Нередко случалось, что дед, играя с нами, начинал кашлять. Хрипло, подолгу. Склонялся чуть ли не до земли, пытаясь откашляться, но это не всегда удавалось. Да и не надолго помогало. Прижавшись к деду, я почти всегда чувствовал, как хрипит и клокочет у него в груди.
…Я глядел и глядел на старую кровать, на которой сидели сейчас совсем другие люди. Ни нас там не было, ни деда. Он никогда уже больше не усядется здесь рядом с нами. Вместо него висит на ковре этот портрет, как бы замещая деда на печальных проводах. Глядеть на портрет и хотелось, и было страшно.
А поминки, между тем, шли, как и полагается идти поминкам в любой еврейской семье. Да и от азиатских поминок они внешне мало чем отличались. То и дело раздавались причитания, всхлипывания, печальные восклицания.

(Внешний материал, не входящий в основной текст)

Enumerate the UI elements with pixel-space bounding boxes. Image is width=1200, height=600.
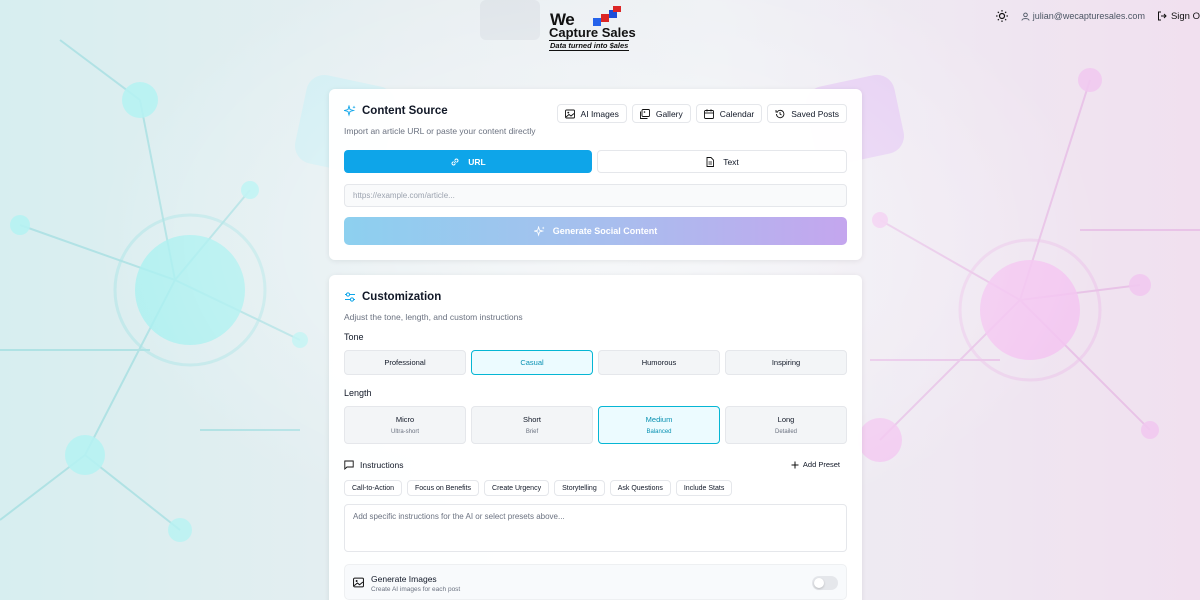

– Почему ты нас оставил?! – громко и скорбно, нараспев, восклицала сгорбленная старушка. Она и глядела вверх, и руки, раскачиваясь, протягивала к небесам. Это была Бурьё, сестра бабушки Абигай, она приехала на поминки из Самарканда. Не только потому, что требовал обычай. Бурьё действительно любила и почитала деда, который много раз щедро помогал ей и ее семье.
Причитания Бурьё подхватили еще несколько женщин, к ним присоединились мои тетки.
– Отец, отец, сиротами оставил нас! За что? – Так кричали они, покачиваясь, то воздевая руки к небу, то похлопывая себя по коленкам, притоптывая ногами.
В детстве я, понятное дело, мало разбирался в похоронных ритуалах. Это потом, к сожалению, мне пришлось близко познакомиться с ними. Тогда же наша компания глядела на все, что происходит, с любопытством, не более того. Я, например, очень горевал о деде. Но ни за что не согласился бы кричать об этом при всех. Да и ни один ребенок не стал бы! Вероятно, терпимость ко многим обычаям, даже понимание их необходимости приходят только вместе с возрастом.
Зато, увидев, как печально поглядывает бабушка на старое дерево, стоящее посреди двора, я понял ее, и сердце мое сжалось. Это дерево не так давно перестало цвести и засохло. Росло оно на площадке, выложенной светлым кирпичом, и сейчас стало почти таким же светлым. Чуть склонившись, с раскинутыми сучьями, оно почему-то представлялось мне фигурой, застывшей посреди стремительного потока в отчаянном усилии сохранить равновесие. Бабушка была огорчена, когда дерево засохло и все повторяла: «Нехорошая примета». Сейчас ее взгляд то и дело обращался к этому дереву. Может быть, она вспоминала о дурном предчувствии, а, может, думала о своем сходстве с засохшим одиноким стволом.